Mesmo que o KIDS Act, como o projeto é chamado, “não faça o suficiente”, Kelley afirma que o movimento sinaliza uma mudança na postura dos republicanos sobre a reforma na imigração.
Mas uma cisão se mantém no GOP. O membro da Câmara Steve King (R-Iowa) recentemente sugeriu que muitos Dreamers seriam traficantes de drogas, enquanto Paul Ryan (R-Wisconsin) disse ao seu eleitorado, em uma reunião em prefeitura, que logo haveria um projeto da Câmara para legalizar imigrantes indocumentados.

A pressão pela reforma, entretanto, também vem de líderes das comunidades empresariais e religiosas.
Esta semana, duas cartas foram enviadas aos republicanos da Câmara, solicitando a reforma. Uma foi assinada por mais de 400 empresas de sucesso e câmaras de comércio, e a outra, por mais de 100 doadores republicanos, inclusive o estrategista do GOP, Karl Rove.

A carta dos doadores do GOP argumenta que os republicanos precisam ser vistos como atuantes na reforma da imigração, pelo bem do partido. “Os republicanos precisam ser acolhedores aos imigrantes, e serem vistos como tal. Realmente acreditamos que, com ações significativas na reforma da imigração, há uma oportunidade para os republicanos, tanto para boas políticas, quanto para a boa política”.

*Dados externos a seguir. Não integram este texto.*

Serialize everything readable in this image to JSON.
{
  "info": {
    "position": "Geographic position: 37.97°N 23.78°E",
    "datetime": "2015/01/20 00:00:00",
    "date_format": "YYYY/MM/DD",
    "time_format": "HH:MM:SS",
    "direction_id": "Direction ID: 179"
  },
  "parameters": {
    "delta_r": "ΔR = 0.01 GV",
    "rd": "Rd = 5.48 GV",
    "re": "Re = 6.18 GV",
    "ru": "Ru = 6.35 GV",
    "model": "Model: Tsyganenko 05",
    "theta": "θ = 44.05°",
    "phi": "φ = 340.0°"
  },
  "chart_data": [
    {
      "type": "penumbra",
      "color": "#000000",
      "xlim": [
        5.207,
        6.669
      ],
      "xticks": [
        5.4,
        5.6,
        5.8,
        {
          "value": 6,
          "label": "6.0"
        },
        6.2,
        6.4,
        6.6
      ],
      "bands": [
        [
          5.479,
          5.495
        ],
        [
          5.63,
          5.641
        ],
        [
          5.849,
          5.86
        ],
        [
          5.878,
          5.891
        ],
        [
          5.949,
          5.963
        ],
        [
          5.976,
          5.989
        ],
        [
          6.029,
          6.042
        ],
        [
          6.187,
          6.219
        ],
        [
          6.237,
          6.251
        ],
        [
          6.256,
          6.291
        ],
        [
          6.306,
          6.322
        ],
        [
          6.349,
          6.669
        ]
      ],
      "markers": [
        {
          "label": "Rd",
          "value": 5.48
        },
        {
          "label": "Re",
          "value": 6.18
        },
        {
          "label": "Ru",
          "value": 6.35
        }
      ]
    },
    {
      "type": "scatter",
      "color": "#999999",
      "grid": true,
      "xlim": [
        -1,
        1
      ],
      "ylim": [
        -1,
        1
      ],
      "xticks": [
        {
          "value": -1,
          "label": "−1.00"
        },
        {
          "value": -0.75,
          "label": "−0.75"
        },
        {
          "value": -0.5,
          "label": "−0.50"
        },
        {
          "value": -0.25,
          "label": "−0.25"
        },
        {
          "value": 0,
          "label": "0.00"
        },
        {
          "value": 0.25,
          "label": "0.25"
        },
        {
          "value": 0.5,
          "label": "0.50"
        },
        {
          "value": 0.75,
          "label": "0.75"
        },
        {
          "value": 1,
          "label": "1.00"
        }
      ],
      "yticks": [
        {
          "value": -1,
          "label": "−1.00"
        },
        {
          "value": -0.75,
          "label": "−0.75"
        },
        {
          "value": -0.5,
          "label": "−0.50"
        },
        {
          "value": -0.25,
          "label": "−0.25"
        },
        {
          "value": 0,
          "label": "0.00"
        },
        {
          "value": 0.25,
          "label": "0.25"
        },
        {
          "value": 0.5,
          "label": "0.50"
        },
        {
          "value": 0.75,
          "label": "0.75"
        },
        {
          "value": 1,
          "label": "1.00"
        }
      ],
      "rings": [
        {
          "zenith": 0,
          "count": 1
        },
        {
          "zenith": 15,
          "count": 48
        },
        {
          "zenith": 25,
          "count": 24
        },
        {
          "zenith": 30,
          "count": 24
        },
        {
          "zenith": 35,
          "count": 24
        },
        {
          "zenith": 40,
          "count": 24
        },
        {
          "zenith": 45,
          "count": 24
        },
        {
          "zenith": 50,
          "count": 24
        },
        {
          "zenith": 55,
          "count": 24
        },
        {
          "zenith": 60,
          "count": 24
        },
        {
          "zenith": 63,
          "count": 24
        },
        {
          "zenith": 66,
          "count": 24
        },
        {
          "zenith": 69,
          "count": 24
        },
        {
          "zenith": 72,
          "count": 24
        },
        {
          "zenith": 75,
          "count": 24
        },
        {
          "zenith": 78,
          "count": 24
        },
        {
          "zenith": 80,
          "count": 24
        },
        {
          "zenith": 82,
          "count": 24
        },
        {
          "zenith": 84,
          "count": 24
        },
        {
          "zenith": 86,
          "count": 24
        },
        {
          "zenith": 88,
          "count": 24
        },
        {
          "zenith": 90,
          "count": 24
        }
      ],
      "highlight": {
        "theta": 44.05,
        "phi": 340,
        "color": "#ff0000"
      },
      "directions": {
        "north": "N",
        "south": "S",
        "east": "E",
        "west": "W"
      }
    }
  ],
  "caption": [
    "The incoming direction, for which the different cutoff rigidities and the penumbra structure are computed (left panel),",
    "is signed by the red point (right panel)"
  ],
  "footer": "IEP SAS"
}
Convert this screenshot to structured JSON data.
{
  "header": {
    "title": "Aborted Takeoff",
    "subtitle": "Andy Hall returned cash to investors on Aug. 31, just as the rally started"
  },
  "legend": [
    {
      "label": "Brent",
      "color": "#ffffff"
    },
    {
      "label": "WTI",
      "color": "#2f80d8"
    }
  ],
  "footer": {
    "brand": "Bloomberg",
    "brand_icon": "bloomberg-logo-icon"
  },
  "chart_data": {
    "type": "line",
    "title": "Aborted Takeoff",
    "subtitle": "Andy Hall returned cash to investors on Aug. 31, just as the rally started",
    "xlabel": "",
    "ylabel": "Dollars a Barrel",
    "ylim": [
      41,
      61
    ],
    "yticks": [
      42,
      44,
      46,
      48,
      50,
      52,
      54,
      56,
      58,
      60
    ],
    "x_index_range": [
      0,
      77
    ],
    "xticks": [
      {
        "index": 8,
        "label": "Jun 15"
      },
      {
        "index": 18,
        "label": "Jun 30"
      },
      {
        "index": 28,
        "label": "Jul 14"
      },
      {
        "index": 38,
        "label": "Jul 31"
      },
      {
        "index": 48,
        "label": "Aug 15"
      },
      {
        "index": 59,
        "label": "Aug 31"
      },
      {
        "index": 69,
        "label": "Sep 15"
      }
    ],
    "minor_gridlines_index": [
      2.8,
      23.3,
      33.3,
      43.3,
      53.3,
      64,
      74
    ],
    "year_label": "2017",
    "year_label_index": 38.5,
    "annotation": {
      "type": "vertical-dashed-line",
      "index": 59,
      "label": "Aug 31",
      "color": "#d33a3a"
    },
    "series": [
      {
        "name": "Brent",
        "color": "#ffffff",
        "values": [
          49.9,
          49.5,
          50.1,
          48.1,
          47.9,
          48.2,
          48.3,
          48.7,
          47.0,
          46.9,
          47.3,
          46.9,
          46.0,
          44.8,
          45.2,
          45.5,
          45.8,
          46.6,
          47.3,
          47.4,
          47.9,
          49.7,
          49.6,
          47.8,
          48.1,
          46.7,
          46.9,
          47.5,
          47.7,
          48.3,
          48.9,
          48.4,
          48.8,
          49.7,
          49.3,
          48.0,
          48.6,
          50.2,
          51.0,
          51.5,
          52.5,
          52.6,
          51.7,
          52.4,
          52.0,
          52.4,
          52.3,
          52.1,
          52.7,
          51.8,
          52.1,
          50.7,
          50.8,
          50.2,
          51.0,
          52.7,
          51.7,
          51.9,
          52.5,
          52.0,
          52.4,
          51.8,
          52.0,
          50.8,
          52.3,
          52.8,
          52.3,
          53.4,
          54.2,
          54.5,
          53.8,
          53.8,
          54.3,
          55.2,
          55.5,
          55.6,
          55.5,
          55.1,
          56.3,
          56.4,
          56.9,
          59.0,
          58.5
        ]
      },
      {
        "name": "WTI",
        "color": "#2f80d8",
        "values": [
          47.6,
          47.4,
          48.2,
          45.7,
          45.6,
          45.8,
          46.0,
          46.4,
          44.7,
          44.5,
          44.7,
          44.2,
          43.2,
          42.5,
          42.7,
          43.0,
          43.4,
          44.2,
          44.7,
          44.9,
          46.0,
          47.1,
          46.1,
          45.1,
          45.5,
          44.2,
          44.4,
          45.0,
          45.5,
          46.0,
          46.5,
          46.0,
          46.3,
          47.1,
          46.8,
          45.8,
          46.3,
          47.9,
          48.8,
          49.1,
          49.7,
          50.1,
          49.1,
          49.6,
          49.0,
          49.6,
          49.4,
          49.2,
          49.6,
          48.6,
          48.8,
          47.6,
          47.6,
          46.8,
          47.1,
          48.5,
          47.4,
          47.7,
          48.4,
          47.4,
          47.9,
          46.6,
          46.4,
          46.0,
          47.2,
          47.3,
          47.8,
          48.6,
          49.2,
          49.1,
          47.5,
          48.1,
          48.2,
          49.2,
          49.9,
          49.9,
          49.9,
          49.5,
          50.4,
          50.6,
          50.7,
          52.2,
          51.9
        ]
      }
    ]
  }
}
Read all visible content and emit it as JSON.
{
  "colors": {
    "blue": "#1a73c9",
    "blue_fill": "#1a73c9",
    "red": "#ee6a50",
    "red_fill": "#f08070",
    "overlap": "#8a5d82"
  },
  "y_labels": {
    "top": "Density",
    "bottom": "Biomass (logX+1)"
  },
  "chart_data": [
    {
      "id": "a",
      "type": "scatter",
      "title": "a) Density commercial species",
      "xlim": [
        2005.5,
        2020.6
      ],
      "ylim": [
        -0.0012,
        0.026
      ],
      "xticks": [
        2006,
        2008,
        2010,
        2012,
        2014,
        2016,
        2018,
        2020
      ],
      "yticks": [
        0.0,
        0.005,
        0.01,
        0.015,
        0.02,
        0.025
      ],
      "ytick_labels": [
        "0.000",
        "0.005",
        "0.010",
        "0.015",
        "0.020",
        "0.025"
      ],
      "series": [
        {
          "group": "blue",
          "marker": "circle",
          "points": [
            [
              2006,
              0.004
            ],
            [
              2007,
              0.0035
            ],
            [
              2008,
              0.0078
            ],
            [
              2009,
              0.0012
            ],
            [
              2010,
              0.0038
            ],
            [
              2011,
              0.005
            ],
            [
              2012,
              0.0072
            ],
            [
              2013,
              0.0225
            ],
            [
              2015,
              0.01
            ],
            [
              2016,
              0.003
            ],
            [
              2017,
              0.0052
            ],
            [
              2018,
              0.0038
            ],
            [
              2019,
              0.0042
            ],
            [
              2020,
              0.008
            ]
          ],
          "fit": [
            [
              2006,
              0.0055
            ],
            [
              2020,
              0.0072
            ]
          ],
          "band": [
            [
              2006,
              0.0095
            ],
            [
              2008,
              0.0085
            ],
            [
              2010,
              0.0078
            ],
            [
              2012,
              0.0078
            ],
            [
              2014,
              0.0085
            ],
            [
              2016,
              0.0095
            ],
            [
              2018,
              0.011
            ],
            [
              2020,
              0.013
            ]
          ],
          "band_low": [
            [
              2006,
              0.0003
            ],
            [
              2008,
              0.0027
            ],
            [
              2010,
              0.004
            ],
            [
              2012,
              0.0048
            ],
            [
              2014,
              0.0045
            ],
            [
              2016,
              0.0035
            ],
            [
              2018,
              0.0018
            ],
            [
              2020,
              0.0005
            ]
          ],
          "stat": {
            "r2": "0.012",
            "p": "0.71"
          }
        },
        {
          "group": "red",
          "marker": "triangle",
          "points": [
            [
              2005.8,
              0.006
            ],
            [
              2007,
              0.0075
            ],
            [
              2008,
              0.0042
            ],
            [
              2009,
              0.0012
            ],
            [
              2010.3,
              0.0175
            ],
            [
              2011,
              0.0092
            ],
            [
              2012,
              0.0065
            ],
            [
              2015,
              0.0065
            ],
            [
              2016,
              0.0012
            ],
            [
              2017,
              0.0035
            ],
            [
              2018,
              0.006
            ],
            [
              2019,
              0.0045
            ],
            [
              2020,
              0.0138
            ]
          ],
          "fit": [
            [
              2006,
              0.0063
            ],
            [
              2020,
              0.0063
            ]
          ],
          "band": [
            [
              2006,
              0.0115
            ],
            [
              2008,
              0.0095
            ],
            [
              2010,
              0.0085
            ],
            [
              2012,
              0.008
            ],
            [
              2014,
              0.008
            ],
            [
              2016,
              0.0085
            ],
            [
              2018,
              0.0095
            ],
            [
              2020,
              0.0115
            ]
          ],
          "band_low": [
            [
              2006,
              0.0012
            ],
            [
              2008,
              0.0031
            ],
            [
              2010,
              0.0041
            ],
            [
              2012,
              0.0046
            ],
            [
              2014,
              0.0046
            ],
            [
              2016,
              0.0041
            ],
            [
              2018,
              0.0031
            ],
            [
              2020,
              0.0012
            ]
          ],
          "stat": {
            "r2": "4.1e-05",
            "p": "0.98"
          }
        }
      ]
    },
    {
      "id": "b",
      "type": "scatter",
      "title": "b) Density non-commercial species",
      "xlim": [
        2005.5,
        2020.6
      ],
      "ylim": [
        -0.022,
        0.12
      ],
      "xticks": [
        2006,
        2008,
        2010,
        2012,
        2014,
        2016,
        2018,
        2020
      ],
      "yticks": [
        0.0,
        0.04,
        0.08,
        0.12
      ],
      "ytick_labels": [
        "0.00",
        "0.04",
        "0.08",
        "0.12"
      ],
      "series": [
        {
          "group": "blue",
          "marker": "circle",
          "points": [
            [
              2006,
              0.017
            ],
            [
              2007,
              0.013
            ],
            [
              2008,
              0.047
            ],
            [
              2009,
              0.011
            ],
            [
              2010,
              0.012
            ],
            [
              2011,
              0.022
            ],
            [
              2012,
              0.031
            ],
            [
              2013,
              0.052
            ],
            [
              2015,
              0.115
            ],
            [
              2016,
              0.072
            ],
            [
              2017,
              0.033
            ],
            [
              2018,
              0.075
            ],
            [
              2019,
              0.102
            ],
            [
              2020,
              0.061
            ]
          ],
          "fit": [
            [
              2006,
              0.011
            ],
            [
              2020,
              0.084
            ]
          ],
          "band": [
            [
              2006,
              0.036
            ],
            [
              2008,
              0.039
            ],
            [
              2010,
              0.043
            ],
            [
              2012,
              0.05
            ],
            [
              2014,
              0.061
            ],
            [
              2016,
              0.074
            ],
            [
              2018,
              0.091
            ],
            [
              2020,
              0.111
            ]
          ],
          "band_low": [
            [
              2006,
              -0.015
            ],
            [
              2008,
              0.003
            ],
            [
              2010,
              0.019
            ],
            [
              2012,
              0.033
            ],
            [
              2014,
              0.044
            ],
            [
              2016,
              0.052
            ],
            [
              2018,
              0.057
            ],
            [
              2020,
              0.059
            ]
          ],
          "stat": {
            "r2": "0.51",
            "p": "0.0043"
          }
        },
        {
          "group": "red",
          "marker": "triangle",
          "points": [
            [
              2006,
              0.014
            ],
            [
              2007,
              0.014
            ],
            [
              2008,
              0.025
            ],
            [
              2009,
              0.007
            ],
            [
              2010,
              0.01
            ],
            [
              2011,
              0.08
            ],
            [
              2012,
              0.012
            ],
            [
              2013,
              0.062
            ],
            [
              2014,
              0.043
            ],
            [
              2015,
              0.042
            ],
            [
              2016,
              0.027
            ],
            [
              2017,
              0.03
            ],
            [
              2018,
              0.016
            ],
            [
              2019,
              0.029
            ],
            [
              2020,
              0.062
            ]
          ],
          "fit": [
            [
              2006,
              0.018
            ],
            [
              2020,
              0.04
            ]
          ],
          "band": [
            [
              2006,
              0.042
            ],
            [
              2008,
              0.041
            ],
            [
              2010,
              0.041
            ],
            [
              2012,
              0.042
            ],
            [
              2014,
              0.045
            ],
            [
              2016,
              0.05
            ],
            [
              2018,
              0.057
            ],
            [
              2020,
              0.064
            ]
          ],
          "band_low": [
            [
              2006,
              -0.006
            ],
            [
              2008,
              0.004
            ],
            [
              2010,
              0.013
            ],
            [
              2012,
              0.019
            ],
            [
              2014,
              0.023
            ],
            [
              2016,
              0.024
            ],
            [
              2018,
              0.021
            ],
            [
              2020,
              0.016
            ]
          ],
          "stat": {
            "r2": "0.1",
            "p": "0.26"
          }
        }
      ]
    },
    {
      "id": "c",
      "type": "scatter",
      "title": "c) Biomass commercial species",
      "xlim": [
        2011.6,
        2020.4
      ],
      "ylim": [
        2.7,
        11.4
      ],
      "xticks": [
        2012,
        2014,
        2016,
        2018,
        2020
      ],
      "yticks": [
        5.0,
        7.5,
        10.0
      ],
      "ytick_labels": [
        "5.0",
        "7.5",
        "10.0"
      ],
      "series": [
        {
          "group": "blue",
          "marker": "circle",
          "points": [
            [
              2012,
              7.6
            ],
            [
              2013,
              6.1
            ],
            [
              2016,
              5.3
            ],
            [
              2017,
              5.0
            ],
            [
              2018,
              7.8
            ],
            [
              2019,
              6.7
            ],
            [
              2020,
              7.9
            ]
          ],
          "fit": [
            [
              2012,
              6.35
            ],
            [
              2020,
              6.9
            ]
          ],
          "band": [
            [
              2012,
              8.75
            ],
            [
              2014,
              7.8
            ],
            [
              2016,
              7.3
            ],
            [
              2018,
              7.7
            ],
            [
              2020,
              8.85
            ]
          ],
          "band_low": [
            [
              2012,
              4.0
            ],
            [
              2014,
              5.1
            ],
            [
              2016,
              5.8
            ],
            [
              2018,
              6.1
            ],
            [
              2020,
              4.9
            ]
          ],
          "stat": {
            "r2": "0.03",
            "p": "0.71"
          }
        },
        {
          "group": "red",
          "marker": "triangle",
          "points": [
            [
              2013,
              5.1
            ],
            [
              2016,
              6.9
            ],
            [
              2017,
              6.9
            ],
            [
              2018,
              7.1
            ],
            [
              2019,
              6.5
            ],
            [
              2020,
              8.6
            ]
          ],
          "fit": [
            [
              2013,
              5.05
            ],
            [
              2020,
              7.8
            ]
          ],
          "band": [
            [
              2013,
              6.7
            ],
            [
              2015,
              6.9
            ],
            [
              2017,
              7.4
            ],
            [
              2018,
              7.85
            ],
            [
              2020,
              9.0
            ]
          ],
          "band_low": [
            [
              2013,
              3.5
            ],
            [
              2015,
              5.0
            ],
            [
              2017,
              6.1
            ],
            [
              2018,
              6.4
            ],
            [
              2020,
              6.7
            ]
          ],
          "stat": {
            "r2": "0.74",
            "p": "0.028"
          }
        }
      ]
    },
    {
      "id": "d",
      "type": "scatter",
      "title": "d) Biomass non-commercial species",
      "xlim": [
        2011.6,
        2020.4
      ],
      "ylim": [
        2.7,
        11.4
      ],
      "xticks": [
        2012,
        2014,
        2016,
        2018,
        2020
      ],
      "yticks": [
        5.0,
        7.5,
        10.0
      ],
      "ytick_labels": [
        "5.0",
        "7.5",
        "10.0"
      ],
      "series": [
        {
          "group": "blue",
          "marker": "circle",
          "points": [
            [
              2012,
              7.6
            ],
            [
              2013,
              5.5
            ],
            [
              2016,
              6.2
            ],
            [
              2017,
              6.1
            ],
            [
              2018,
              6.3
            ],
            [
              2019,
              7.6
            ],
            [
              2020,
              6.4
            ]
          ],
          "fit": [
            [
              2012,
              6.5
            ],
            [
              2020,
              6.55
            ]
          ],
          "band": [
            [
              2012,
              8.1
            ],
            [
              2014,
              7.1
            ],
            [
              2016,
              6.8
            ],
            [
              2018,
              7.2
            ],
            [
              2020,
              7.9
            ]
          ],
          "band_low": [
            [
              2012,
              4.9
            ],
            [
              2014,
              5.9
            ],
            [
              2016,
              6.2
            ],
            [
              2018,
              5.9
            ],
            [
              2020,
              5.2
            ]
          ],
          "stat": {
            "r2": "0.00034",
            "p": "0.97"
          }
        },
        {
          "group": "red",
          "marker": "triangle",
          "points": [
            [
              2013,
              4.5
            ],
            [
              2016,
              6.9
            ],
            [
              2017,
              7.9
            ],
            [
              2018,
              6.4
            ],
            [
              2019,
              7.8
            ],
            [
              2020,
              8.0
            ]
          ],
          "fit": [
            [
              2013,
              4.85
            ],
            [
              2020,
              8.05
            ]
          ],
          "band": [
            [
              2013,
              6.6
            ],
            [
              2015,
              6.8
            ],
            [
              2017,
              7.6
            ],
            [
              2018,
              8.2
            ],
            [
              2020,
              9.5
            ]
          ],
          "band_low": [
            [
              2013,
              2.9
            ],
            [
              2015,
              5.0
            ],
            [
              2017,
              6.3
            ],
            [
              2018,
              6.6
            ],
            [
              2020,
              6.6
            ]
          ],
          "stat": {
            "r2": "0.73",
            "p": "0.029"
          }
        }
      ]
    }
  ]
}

Comunidades religiosas também têm uma influência poderosa no GOP, afirma Kelley. Evangélicos conservadores, por exemplo, têm sido uma voz ativa para a reforma, como parte da campanha Bibles, Badges and Business (Bíblias, Crachás e Negócios), organizada pelo Fórum Nacional da Imigração.

Segundo Kelley, uma importante líder democrata do Congresso recentemente disse à sua organização que a comunidade religiosa era “mais importante que tudo” para pressionar o GOP a agir sobre a reforma na imigração.

Uma pesquisa recente da CBS, divulgada na primeira semana de agosto, descobriu que sete entre dez conservadores estão dispostos a aceitar um “caminho para a cidadania” para imigrantes com condições.
O mês de agosto, os ativistas e defensores concordam, será crítico para ver se isso acontece e se, como diz Kelley, eles podem “vencer a narrativa” sobre a reforma na imigração.